Rekabet Kurumu, Anayasa ve Yasaların kendine yüklediği görevleri, en iyi biçimde
yerine getirmenin gayreti içinde bulunmaktadır. Bunun yanında, bugün burada üzerinde
durduğumuz, toplumdaki rekabet bilinci ve kültürünü geliştirme ve zenginleştirme adına,
bizim gibi sivil toplum kurumları paydaşları ile bilimsel çalışmalar da yapmaktadır. Özellikle
üniversitelerin, sivil toplum kuruluşlarının, araştırma kuruluşlarının toplumda rekabet
kültürünün oluşması ve yaygınlaşması için yapabilecekleri çok etkin faaliyetler vardır.
Hukuki ve iktisadi alanlarda yapılan ve yapılabilecek bilimsel/kültürel çalışmaları
desteklemek, bu çalışmalar arasında başta gelmektedir. Lisans, yüksek lisans, doktora
düzeyindeki çalışmalar, rekabet konusunda dünyadaki gelişmelerin izlenmesi ve toplumsal
bilincin oluşması için etkili yöntemler olarak başvurulan araçlardandır.

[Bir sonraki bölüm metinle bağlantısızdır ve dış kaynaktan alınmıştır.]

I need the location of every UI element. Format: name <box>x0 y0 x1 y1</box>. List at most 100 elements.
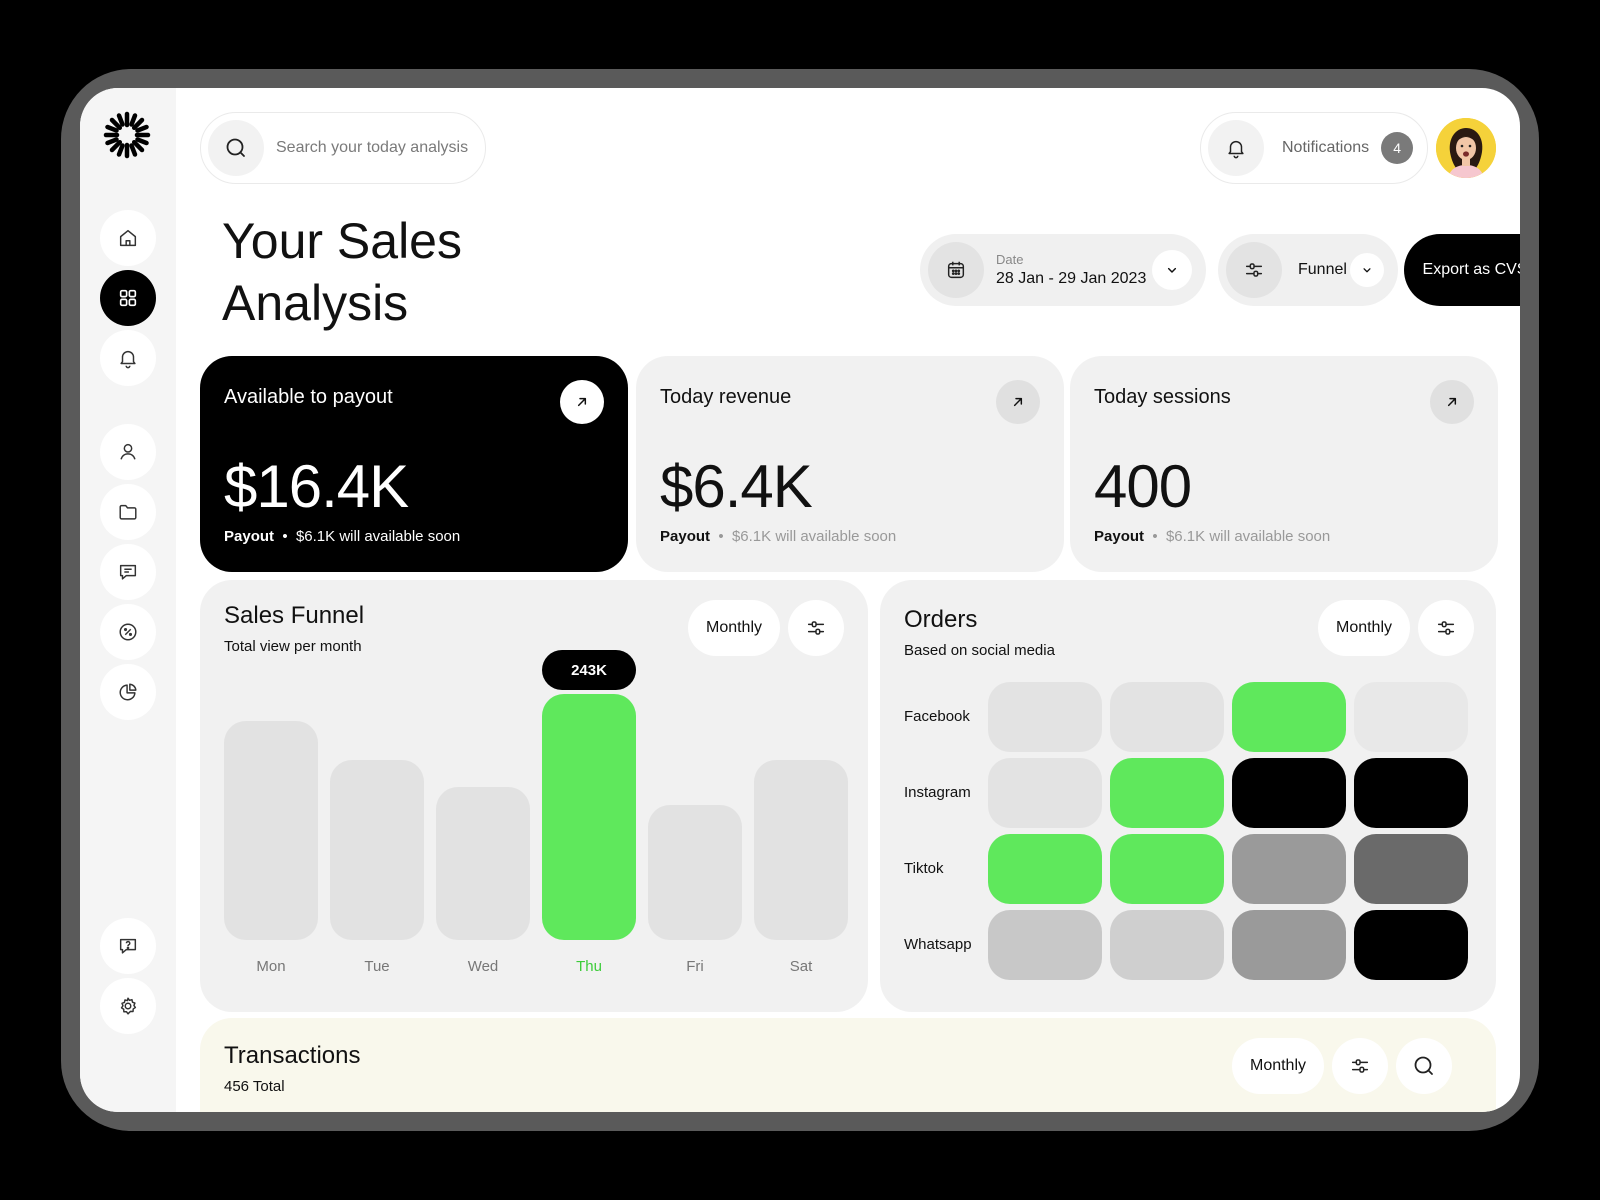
chevron-down-icon <box>1363 268 1371 273</box>
export-button[interactable]: Export as CVS <box>1404 234 1520 306</box>
bar-sat[interactable] <box>754 760 848 940</box>
orders-cell[interactable] <box>988 910 1102 980</box>
nav-profile-button[interactable] <box>100 424 156 480</box>
date-dropdown-button[interactable] <box>1152 250 1192 290</box>
orders-cell[interactable] <box>1110 834 1224 904</box>
pie-chart-icon <box>119 683 137 701</box>
date-text: Date 28 Jan - 29 Jan 2023 <box>996 252 1146 288</box>
stat-footer-dot: • <box>1148 528 1162 545</box>
search-input[interactable] <box>276 139 476 157</box>
orders-panel: Orders Based on social media Monthly Fac… <box>880 580 1496 1012</box>
orders-cell[interactable] <box>1354 758 1468 828</box>
orders-cell[interactable] <box>1354 682 1468 752</box>
stat-open-button[interactable] <box>996 380 1040 424</box>
sliders-icon <box>1437 621 1455 635</box>
orders-cell[interactable] <box>1354 910 1468 980</box>
calendar-icon-wrap <box>928 242 984 298</box>
funnel-dropdown-button[interactable] <box>1350 253 1384 287</box>
funnel-selector[interactable]: Funnel <box>1218 234 1398 306</box>
nav-notifications-button[interactable] <box>100 330 156 386</box>
stat-value: $16.4K <box>224 453 409 520</box>
transactions-search-button[interactable] <box>1396 1038 1452 1094</box>
nav-messages-button[interactable] <box>100 544 156 600</box>
filter-icon-wrap <box>1226 242 1282 298</box>
orders-row-label: Tiktok <box>904 860 944 877</box>
funnel-filter-button[interactable] <box>788 600 844 656</box>
stat-footer-label: Payout <box>224 528 275 545</box>
user-icon <box>120 443 136 460</box>
notifications-button[interactable]: Notifications 4 <box>1200 112 1428 184</box>
user-avatar[interactable] <box>1436 118 1496 178</box>
stat-open-button[interactable] <box>1430 380 1474 424</box>
nav-help-button[interactable] <box>100 918 156 974</box>
orders-cell[interactable] <box>1232 682 1346 752</box>
orders-cell[interactable] <box>988 682 1102 752</box>
bell-icon-wrap <box>1208 120 1264 176</box>
funnel-period-button[interactable]: Monthly <box>688 600 780 656</box>
stat-footer-dot: • <box>278 528 292 545</box>
gear-icon <box>120 997 137 1015</box>
bar-label: Sat <box>789 958 813 975</box>
date-range-picker[interactable]: Date 28 Jan - 29 Jan 2023 <box>920 234 1206 306</box>
brand-logo-icon <box>103 111 151 159</box>
stat-card-revenue: Today revenue $6.4K Payout • $6.1K will … <box>636 356 1064 572</box>
bar-label: Fri <box>686 958 704 975</box>
orders-cell[interactable] <box>1354 834 1468 904</box>
orders-row-label: Whatsapp <box>904 936 972 953</box>
stat-footer: Payout • $6.1K will available soon <box>660 528 896 545</box>
arrow-up-right-icon <box>1013 397 1023 407</box>
search-bar[interactable] <box>200 112 486 184</box>
nav-dashboard-button[interactable] <box>100 270 156 326</box>
orders-filter-button[interactable] <box>1418 600 1474 656</box>
transactions-filter-button[interactable] <box>1332 1038 1388 1094</box>
orders-cell[interactable] <box>988 834 1102 904</box>
transactions-period-button[interactable]: Monthly <box>1232 1038 1324 1094</box>
stat-footer: Payout • $6.1K will available soon <box>224 528 460 545</box>
stat-card-payout: Available to payout $16.4K Payout • $6.1… <box>200 356 628 572</box>
help-icon <box>119 938 137 954</box>
nav-settings-button[interactable] <box>100 978 156 1034</box>
orders-cell[interactable] <box>1232 758 1346 828</box>
bar-label: Thu <box>576 958 602 975</box>
nav-reports-button[interactable] <box>100 664 156 720</box>
stat-title: Today sessions <box>1094 386 1231 408</box>
bar-wed[interactable] <box>436 787 530 940</box>
orders-cell[interactable] <box>988 758 1102 828</box>
bar-mon[interactable] <box>224 721 318 940</box>
folder-icon <box>119 504 137 520</box>
orders-subtitle: Based on social media <box>904 642 1055 659</box>
bar-fri[interactable] <box>648 805 742 940</box>
search-icon <box>1414 1056 1433 1075</box>
bar-tue[interactable] <box>330 760 424 940</box>
export-label: Export as CVS <box>1422 261 1520 278</box>
orders-row-label: Instagram <box>904 784 971 801</box>
stat-value: $6.4K <box>660 453 813 520</box>
orders-cell[interactable] <box>1232 910 1346 980</box>
bar-label: Wed <box>467 958 499 975</box>
sidebar <box>80 88 176 1112</box>
transactions-subtitle: 456 Total <box>224 1078 285 1095</box>
orders-cell[interactable] <box>1110 682 1224 752</box>
app-screen: Notifications 4 Your Sales Analysis <box>80 88 1520 1112</box>
bar-value-tooltip: 243K <box>542 650 636 690</box>
stat-footer: Payout • $6.1K will available soon <box>1094 528 1330 545</box>
orders-title: Orders <box>904 606 978 633</box>
search-icon-button[interactable] <box>208 120 264 176</box>
orders-period-button[interactable]: Monthly <box>1318 600 1410 656</box>
orders-cell[interactable] <box>1110 910 1224 980</box>
message-icon <box>119 564 137 580</box>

İktisadi Araştırmalar Vakfı (İAV), kurulduğu 1962 yılından beri, Türkiye
ekonomisinin hemen her alanındaki konulara ilişkin bilimsel çalışmalar yapmaktadır. Sorun
alanlarındaki çalışmalarla çözüme katkı, yeni ve/veya muhtemel gelişme alanlarında bilim ve
iş dünyasını bilgilendirme yolundaki çabalarını sürdürmektedir. Üniversiteler, merkezi ve
yerel idareler, iş dünyası ya da kısaca reel kesim işletmeleri, finansal kesim aktörleri ve sivil
toplum alanındaki tüm kuruluşlar, bilimsel çalışmalar için konu ya da ortak olarak çalışmalara
katılabilmektedirler.
Rekabet Kurumu ve İktisadi Araştırmalar Vakfı’nın geçmişten günümüze, çok değerli
bir bilimsel işbirliği vardır. Bunu sürdürmek İAV için zevkli bir toplumsal/bilimsel görev
olarak kabul edilmektedir.
Rekabet Savunuculuğunun Kurumsallaşması üzerine Kurum ile ortaklaşa
düzenlediğimiz bilimsel sempozyuma katkı ve destekleri için, başkan Prof. Dr. Nurettin
KALDIRIMCI, başkan yardımcısı Fevzi ÖZKAN ve diğer Kurum mensuplarına teşekkürü
borç biliriz. Sempozyumda görev alan yabancı konuklara, üniversiteden bilim insanlarına, iş
ve idari dünyadan temsilcilere ayrı ayrı teşekkür ediyoruz.